LAJ : Jacques Godbout qui a participé au montage du film d’Aquin a dit avoir peiné au moment du montage. Et vous? Comment avez-vous réussi à créer l’unité et la cohésion entre les différents segments de film rapportés par les cinéastes?

SW : Monique Fortier, assistée de Jacques Godbout, avait fait le montage à l’époque. Cette femme est, à mon avis, est la véritable réalisatrice de À Saint-Henri le cinq septembre. Pour nous, il en a été autrement. Grâce à notre scénarisation et aux nombreuses réunions hebdomadaires avec les équipes de réalisations avant le tournage, grâce à notre merveilleuse monteuse Sophie Leblanc, nous n’avons eu que du plaisir à assembler les pièces du puzzle.

En premier lieu, nous avons choisi les scènes dramatiques les plus fortes du film et les personnages qui y étaient associées. Je dois souligner le travail exceptionnel de Patrick Watson qui a composé la musique du film. Sa musique, en toile de fond, a servi de lien entre les scènes du film tout au long du montage. Un véritable bonheur.
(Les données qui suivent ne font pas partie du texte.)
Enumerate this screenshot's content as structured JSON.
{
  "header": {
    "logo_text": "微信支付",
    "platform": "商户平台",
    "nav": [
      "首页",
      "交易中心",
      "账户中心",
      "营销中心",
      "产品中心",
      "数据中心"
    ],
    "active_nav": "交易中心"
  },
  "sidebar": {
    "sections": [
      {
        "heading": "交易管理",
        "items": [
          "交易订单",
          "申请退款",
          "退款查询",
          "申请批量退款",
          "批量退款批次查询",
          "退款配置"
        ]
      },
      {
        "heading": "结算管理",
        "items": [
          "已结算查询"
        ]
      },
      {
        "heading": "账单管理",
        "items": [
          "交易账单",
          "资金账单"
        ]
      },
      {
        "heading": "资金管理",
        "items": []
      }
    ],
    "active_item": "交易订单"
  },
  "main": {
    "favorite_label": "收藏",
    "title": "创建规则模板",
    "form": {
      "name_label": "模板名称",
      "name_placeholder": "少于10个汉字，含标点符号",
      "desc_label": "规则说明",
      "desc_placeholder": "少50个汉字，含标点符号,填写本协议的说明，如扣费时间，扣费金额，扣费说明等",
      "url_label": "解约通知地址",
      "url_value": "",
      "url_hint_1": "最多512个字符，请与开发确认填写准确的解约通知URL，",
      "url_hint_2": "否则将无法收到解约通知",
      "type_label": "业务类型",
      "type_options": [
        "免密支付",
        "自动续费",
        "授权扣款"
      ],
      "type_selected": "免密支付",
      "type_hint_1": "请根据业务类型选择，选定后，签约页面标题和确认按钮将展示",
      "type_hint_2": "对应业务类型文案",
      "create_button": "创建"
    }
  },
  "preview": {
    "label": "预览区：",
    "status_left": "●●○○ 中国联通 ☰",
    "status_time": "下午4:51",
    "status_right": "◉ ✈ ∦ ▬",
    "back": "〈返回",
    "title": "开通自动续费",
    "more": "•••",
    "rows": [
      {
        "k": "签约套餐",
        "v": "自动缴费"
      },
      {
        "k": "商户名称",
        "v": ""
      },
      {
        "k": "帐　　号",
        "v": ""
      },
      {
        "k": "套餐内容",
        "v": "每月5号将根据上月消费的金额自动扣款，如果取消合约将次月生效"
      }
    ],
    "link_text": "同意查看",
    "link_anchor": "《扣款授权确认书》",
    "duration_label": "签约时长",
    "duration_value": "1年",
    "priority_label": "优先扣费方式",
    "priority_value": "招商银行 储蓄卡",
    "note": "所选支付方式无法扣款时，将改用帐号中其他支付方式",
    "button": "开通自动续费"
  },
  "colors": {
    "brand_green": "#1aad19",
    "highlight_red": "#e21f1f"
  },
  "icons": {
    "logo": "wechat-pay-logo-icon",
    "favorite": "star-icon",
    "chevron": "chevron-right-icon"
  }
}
LAJ : Comment s’est imposé le personnage de Doris comme fil conducteur du film?

SW : Dès les premiers instants du montage, nous avons senti, Sophie et moi, que Doris était le personnage clé du film. À l’aide de sa voiturette sur roues, elle sert de guide, en

traversant le quartier à la recherche de bouteilles vides qu’elle revend par la suite. Cette femme, croyante, chômeuse, ex-bagnarde, connaît tout le monde, aide ses amies moins en forme ou moins fortunées qu’elles. Elle représente, en quelque sorte, le vieux Saint-Henri, celui qui doit survivre après les fermetures d’usines et le chômage qui en résulte, celui pour qui l’entraide est essentielle à la vie communautaire. Ces caractéristiques sociales marquent le quartier. Les trois petits pêcheurs qui, le matin cherchent des vers et taquinent le poisson en après-midi et retournent en soirée, servent aussi de pilier au film.

Ces personnages ont permis de dessiner l’ossature du film à laquelle se sont greffés les personnages secondaires.


LAJ : Edmée et Robert, les personnes âgées du film, représentent-ils le passé de St-Henri?

SW : Robert habite à St-Henri depuis plus de 50 ans, presque toute sa vie. Des ouvriers qui ont commencé à travailler dans les usines du quartier à l’âge de 12 ans et qui passent maintenant leurs journées assis au bar sont des témoins des changements. Dans le film, Edmée et Robert sont de la génération qui a connu les changements industriels et résidentiels qui ont transformés le quartier. Voilà pourquoi Edmée, âgée de 90 ans bien sonnés, dit à Robert qu’ils vivent maintenant les plus belles années de leur vie.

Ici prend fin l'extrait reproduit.